In patients with DM1, white matter abnormalities are most commonly seen in subcortical [14] and periventricular [9, 26] regions (especially posterior superior trigone) as well as occasionally in other regions including temporal white matter [10, 27, 28]. The abnormalities seen on MRI have been found to correspond to significant neuropathological changes at autopsy including “severe loss and disordered arrangement of myelin sheaths and axons” [29]. However, some have suggested that neuropathological studies may have underestimated the extent of white matter disruption in myotonic dystrophy [27] and that even ‘normal-appearing white matter’ is disturbed.
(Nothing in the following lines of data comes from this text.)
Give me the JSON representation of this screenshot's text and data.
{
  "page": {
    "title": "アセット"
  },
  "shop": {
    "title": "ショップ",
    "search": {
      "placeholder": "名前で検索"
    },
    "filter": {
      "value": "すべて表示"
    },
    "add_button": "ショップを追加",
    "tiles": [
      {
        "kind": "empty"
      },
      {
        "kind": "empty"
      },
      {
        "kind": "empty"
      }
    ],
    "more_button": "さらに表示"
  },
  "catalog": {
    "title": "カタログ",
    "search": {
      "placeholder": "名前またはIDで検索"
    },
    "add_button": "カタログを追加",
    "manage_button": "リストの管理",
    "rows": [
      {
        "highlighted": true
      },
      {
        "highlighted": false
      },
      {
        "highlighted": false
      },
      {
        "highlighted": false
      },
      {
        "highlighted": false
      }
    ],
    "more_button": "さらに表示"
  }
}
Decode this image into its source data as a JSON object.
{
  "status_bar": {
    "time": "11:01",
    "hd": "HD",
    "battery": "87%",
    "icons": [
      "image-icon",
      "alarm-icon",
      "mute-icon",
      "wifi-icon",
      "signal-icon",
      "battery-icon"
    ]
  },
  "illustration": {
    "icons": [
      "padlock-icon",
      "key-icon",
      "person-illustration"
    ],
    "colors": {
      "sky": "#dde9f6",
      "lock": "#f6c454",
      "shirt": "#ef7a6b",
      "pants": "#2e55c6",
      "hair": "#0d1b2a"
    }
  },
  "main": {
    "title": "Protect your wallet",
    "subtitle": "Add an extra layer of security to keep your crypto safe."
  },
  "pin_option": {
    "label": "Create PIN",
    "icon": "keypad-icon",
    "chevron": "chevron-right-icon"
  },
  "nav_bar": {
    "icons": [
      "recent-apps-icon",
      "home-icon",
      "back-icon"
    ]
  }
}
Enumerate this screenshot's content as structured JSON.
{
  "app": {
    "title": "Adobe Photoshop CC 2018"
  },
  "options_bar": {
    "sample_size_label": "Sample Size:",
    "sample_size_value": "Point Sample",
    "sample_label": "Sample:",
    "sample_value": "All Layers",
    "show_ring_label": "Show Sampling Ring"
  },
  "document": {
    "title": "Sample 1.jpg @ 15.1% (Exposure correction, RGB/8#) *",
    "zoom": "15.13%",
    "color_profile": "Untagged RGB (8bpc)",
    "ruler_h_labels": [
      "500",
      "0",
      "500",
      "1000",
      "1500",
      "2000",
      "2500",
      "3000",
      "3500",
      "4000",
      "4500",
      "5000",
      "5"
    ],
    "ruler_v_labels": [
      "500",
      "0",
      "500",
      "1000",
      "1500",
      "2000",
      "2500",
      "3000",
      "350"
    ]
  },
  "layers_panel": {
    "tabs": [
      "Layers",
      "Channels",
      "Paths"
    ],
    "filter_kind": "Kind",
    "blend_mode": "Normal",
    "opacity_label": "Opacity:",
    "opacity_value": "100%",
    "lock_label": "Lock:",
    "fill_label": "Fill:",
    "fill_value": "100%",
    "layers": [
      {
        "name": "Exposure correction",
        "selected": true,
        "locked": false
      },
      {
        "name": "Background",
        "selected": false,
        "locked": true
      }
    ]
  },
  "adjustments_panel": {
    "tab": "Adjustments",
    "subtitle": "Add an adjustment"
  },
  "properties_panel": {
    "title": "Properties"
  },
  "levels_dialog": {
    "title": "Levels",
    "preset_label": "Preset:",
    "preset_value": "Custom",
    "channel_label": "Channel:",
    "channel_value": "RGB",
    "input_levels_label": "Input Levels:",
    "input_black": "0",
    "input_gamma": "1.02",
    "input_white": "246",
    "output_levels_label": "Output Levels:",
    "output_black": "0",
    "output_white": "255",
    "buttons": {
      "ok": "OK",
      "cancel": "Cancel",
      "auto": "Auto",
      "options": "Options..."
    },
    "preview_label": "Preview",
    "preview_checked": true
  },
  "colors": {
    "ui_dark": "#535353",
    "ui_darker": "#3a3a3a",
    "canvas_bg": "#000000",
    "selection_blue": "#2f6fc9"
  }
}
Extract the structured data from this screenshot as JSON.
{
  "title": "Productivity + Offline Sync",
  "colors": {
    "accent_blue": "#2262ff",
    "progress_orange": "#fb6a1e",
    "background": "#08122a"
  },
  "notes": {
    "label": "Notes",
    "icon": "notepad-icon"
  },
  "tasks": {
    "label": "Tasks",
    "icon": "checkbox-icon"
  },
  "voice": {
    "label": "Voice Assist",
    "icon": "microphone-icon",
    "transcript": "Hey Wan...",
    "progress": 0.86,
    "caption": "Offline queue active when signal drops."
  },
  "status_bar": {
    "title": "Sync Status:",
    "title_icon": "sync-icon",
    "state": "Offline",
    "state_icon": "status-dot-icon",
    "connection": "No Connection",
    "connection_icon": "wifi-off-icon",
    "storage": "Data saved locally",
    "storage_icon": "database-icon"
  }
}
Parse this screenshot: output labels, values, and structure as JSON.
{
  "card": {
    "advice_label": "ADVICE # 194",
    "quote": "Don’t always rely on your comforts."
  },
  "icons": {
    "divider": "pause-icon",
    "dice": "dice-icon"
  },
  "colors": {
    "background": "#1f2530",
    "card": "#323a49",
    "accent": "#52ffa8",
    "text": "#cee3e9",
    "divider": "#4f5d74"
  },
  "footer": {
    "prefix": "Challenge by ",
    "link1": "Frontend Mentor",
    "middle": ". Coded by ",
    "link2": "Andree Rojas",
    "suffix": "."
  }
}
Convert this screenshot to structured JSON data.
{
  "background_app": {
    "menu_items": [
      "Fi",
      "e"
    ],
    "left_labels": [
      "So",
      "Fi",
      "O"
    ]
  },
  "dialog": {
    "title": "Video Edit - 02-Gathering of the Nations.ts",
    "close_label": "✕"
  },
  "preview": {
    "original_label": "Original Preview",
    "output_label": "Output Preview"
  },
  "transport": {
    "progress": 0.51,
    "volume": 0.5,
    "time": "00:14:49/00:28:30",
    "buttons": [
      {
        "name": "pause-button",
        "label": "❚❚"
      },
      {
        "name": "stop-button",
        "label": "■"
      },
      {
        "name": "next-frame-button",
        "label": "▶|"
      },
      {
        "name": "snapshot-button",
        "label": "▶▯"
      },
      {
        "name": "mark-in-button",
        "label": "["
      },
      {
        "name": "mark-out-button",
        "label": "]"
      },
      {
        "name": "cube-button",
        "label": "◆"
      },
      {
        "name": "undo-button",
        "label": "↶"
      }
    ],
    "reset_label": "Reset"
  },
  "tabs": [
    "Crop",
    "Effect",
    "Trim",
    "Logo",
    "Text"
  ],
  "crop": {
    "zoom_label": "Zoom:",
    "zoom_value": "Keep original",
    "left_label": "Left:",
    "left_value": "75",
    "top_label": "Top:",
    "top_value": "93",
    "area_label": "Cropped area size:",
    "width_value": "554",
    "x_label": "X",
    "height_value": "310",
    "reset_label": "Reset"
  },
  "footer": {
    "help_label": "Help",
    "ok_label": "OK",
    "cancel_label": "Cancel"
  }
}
For example, Naka et al. [30] showed abnormalities in normal-appearing white matter using magnetization transfer imaging (MTI) and DiCostanzo et al. [31] demonstrated widespread white matter disturbance using T2-relaxometry in DM1. Thus far, there has not been a clear convergence of neuropathological findings and neuroimaging findings in DM1.

The nature of the white matter abnormalities in DM1 seen on MRI and their role in the neurocognitive deficits has been only minimally described. To date, there have been few diffusion tensor imaging (DTI) studies of white matter in myotonic dystrophy. Fukuda et al. [32] reported lower fractional anisotropy (FA) in patients with myotonic dystrophy compared to healthy controls. This difference was seen in both normal-appearing white matter and in areas of ‘lesion’ as identified by regions of white matter hyperintensity. Ota et al. [33] used DTI tractography to compare corpus callosum integrity in patients with DM1 to controls and reported significantly lower FA for the patients in multiple regions of the callosum. No correlations between FA and CTG expansion in blood, disease duration, or age at disease onset were found.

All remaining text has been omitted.